言書意挺直脊背眸光深邃,修長的脖頸如天鵝般優美。
“老師,我叫言書意,這首歌叫《隱形的翅膀》。”
“《隱形的翅膀》……”
潘鳳華怔怔的重複了一遍。
這個歌名,此時不止刻在了這位聲樂老師的腦海,更是如同烙印一般,深深刻在了每個練習生心底。
“告訴我……”
潘鳳華啞著嗓子,緩緩走到言書意麵前,深深的看著她道:“告訴我,你的名字,是哪個yan,哪個shu,哪個yi?”
“言中寓深意,書成寄遠姝。”
言書意眸光黯淡了一瞬,微不可察的吸了吸鼻子,垂下頭解釋:“這是為我起名的人,當初告訴我的話。”
聽母親說起過,當初在為她起名的時候,她那位備受學術界追捧,身為堂堂資深學者的父親,差點就把頭髮給薅禿了。

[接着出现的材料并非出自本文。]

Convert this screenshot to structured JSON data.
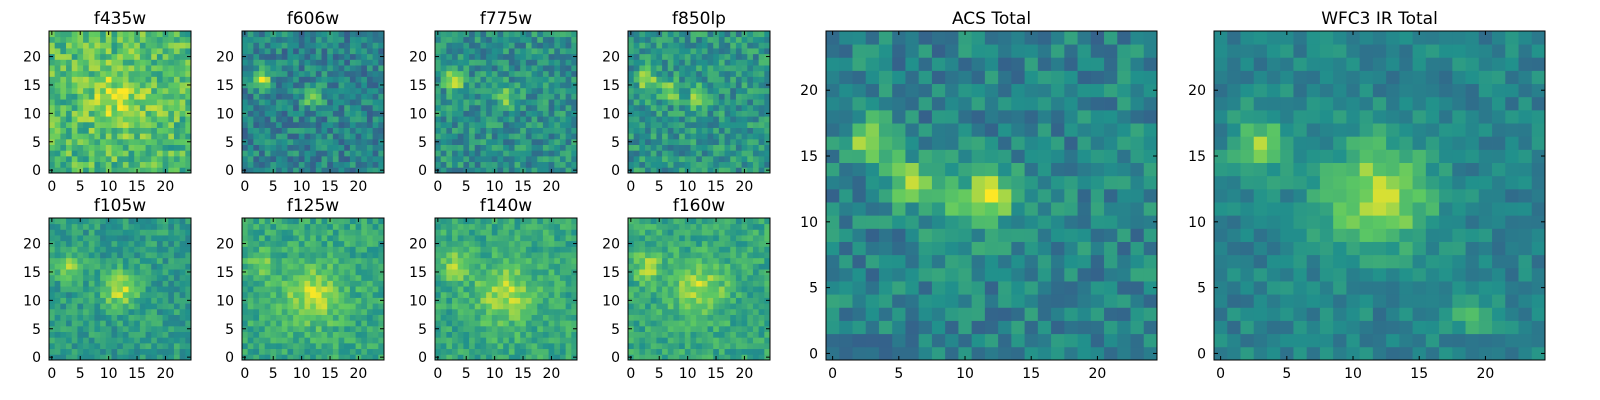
{
  "colors": {
    "colormap": "viridis",
    "viridis_stops": [
      "#440154",
      "#3b528b",
      "#21918c",
      "#5ec962",
      "#fde725"
    ],
    "frame": "#000000",
    "background": "#ffffff"
  },
  "chart_data": [
    {
      "type": "heatmap",
      "title": "f435w",
      "grid_size": 25,
      "xlim": [
        -0.5,
        24.5
      ],
      "ylim": [
        -0.5,
        24.5
      ],
      "xticks": [
        0,
        5,
        10,
        15,
        20
      ],
      "yticks": [
        0,
        5,
        10,
        15,
        20
      ],
      "sources": [
        {
          "x": 12,
          "y": 13,
          "amp": 0.2,
          "sigma": 4
        }
      ],
      "noise": 0.18,
      "base": 0.68,
      "seed": 11
    },
    {
      "type": "heatmap",
      "title": "f606w",
      "grid_size": 25,
      "xlim": [
        -0.5,
        24.5
      ],
      "ylim": [
        -0.5,
        24.5
      ],
      "xticks": [
        0,
        5,
        10,
        15,
        20
      ],
      "yticks": [
        0,
        5,
        10,
        15,
        20
      ],
      "sources": [
        {
          "x": 3,
          "y": 16,
          "amp": 0.45,
          "sigma": 1.2
        },
        {
          "x": 12,
          "y": 13,
          "amp": 0.35,
          "sigma": 1.3
        }
      ],
      "noise": 0.16,
      "base": 0.45,
      "seed": 23
    },
    {
      "type": "heatmap",
      "title": "f775w",
      "grid_size": 25,
      "xlim": [
        -0.5,
        24.5
      ],
      "ylim": [
        -0.5,
        24.5
      ],
      "xticks": [
        0,
        5,
        10,
        15,
        20
      ],
      "yticks": [
        0,
        5,
        10,
        15,
        20
      ],
      "sources": [
        {
          "x": 3,
          "y": 16,
          "amp": 0.45,
          "sigma": 1.2
        },
        {
          "x": 12,
          "y": 13,
          "amp": 0.3,
          "sigma": 1.3
        }
      ],
      "noise": 0.16,
      "base": 0.5,
      "seed": 37
    },
    {
      "type": "heatmap",
      "title": "f850lp",
      "grid_size": 25,
      "xlim": [
        -0.5,
        24.5
      ],
      "ylim": [
        -0.5,
        24.5
      ],
      "xticks": [
        0,
        5,
        10,
        15,
        20
      ],
      "yticks": [
        0,
        5,
        10,
        15,
        20
      ],
      "sources": [
        {
          "x": 3,
          "y": 16,
          "amp": 0.35,
          "sigma": 1.3
        },
        {
          "x": 7,
          "y": 14,
          "amp": 0.3,
          "sigma": 1.2
        },
        {
          "x": 12,
          "y": 13,
          "amp": 0.3,
          "sigma": 1.4
        }
      ],
      "noise": 0.16,
      "base": 0.52,
      "seed": 41
    },
    {
      "type": "heatmap",
      "title": "f105w",
      "grid_size": 25,
      "xlim": [
        -0.5,
        24.5
      ],
      "ylim": [
        -0.5,
        24.5
      ],
      "xticks": [
        0,
        5,
        10,
        15,
        20
      ],
      "yticks": [
        0,
        5,
        10,
        15,
        20
      ],
      "sources": [
        {
          "x": 3,
          "y": 16,
          "amp": 0.3,
          "sigma": 1.6
        },
        {
          "x": 12,
          "y": 12,
          "amp": 0.35,
          "sigma": 2.2
        }
      ],
      "noise": 0.12,
      "base": 0.55,
      "seed": 53
    },
    {
      "type": "heatmap",
      "title": "f125w",
      "grid_size": 25,
      "xlim": [
        -0.5,
        24.5
      ],
      "ylim": [
        -0.5,
        24.5
      ],
      "xticks": [
        0,
        5,
        10,
        15,
        20
      ],
      "yticks": [
        0,
        5,
        10,
        15,
        20
      ],
      "sources": [
        {
          "x": 3,
          "y": 16,
          "amp": 0.2,
          "sigma": 1.8
        },
        {
          "x": 12,
          "y": 11,
          "amp": 0.3,
          "sigma": 3.5
        }
      ],
      "noise": 0.12,
      "base": 0.6,
      "seed": 67
    },
    {
      "type": "heatmap",
      "title": "f140w",
      "grid_size": 25,
      "xlim": [
        -0.5,
        24.5
      ],
      "ylim": [
        -0.5,
        24.5
      ],
      "xticks": [
        0,
        5,
        10,
        15,
        20
      ],
      "yticks": [
        0,
        5,
        10,
        15,
        20
      ],
      "sources": [
        {
          "x": 3,
          "y": 16,
          "amp": 0.25,
          "sigma": 1.8
        },
        {
          "x": 12,
          "y": 11,
          "amp": 0.28,
          "sigma": 3.5
        }
      ],
      "noise": 0.12,
      "base": 0.6,
      "seed": 79
    },
    {
      "type": "heatmap",
      "title": "f160w",
      "grid_size": 25,
      "xlim": [
        -0.5,
        24.5
      ],
      "ylim": [
        -0.5,
        24.5
      ],
      "xticks": [
        0,
        5,
        10,
        15,
        20
      ],
      "yticks": [
        0,
        5,
        10,
        15,
        20
      ],
      "sources": [
        {
          "x": 3,
          "y": 16,
          "amp": 0.25,
          "sigma": 1.8
        },
        {
          "x": 12,
          "y": 12,
          "amp": 0.28,
          "sigma": 3.2
        }
      ],
      "noise": 0.12,
      "base": 0.6,
      "seed": 83
    },
    {
      "type": "heatmap",
      "title": "ACS Total",
      "grid_size": 25,
      "xlim": [
        -0.5,
        24.5
      ],
      "ylim": [
        -0.5,
        24.5
      ],
      "xticks": [
        0,
        5,
        10,
        15,
        20
      ],
      "yticks": [
        0,
        5,
        10,
        15,
        20
      ],
      "sources": [
        {
          "x": 3,
          "y": 16,
          "amp": 0.45,
          "sigma": 1.2
        },
        {
          "x": 6,
          "y": 13,
          "amp": 0.4,
          "sigma": 1.1
        },
        {
          "x": 12,
          "y": 12,
          "amp": 0.45,
          "sigma": 1.4
        },
        {
          "x": 9,
          "y": 11,
          "amp": 0.15,
          "sigma": 2
        }
      ],
      "noise": 0.14,
      "base": 0.45,
      "seed": 97
    },
    {
      "type": "heatmap",
      "title": "WFC3 IR Total",
      "grid_size": 25,
      "xlim": [
        -0.5,
        24.5
      ],
      "ylim": [
        -0.5,
        24.5
      ],
      "xticks": [
        0,
        5,
        10,
        15,
        20
      ],
      "yticks": [
        0,
        5,
        10,
        15,
        20
      ],
      "sources": [
        {
          "x": 3,
          "y": 16,
          "amp": 0.35,
          "sigma": 1.5
        },
        {
          "x": 12,
          "y": 12,
          "amp": 0.45,
          "sigma": 2.8
        },
        {
          "x": 19,
          "y": 3,
          "amp": 0.2,
          "sigma": 1
        }
      ],
      "noise": 0.1,
      "base": 0.45,
      "seed": 101
    }
  ]
}
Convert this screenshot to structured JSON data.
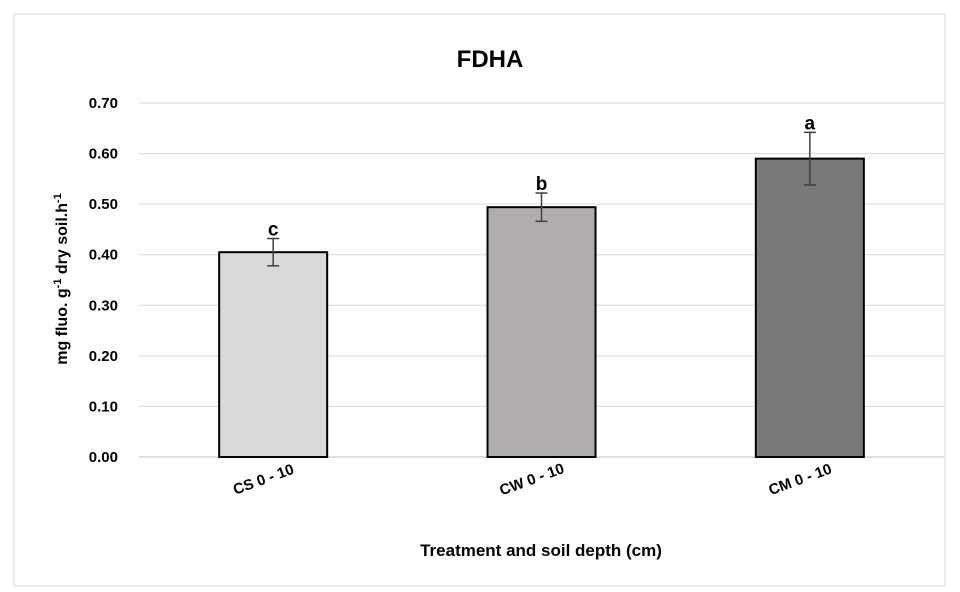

這個名字看似簡單的三個字,寄託了父母對她最深沉的愛意。
尤其是她那不善言辭,平時總喜歡板著臉教育子女,讓他們兄妹倆多讀點書的老學究父親。
言書意不知道他到底想了多少個日夜,才擬定了這麼個詩情畫意的名字。
然而,就因為這個世界的言書意是孤兒,她現在卻連驕傲的說一聲,這是她的父親為她取的名字都不能了。
潘鳳華似乎感覺到了什麼。
但她只是拍了拍言書意的肩膀,隨即望向已經走出教室的羅旭的背影,大聲說道:“言書意,你是天生的大Vocal,不要再去學跳舞了!”
噗嗤。
耳邊震耳欲聾的聲音,讓言書意忍俊不禁,卻還是配合的揚高聲線:“好的,老師,我聽您的!”
“哈哈哈哈,好!”
潘鳳華朗聲大笑,回頭看了看門外被丟下的16個練習生,大發慈悲的招了招手:“教一個是教,教一群也是教,你們這群湊熱鬧的小兔崽子,要是對聲樂感興趣不嫌擠的話,這節課可以一起進來聽聽。”
“好耶!”
烏泱泱的練習生衝進了教室,和其他學習聲樂的練習生一起,在教室裡光滑的地板上席地而坐。
星光的嚴苛在這裡再次體現出來。
作為食物鏈底層的練習生,就連上課學習都沒有椅子,只能在地板上盤腿坐著,一個個被迫仰著頭,聽或站或坐的老師們講課。
或許,這些練習生也曾有過自己的驕傲。
但當他們低下頭顱,成為練習生的那一刻起,過往的一切就再也不復存在。
星光業內聞名的等級制度,會將這些練習生的傲骨一寸寸打斷,再讓他們透過一次次考核,把它們一段段親手拼接起來。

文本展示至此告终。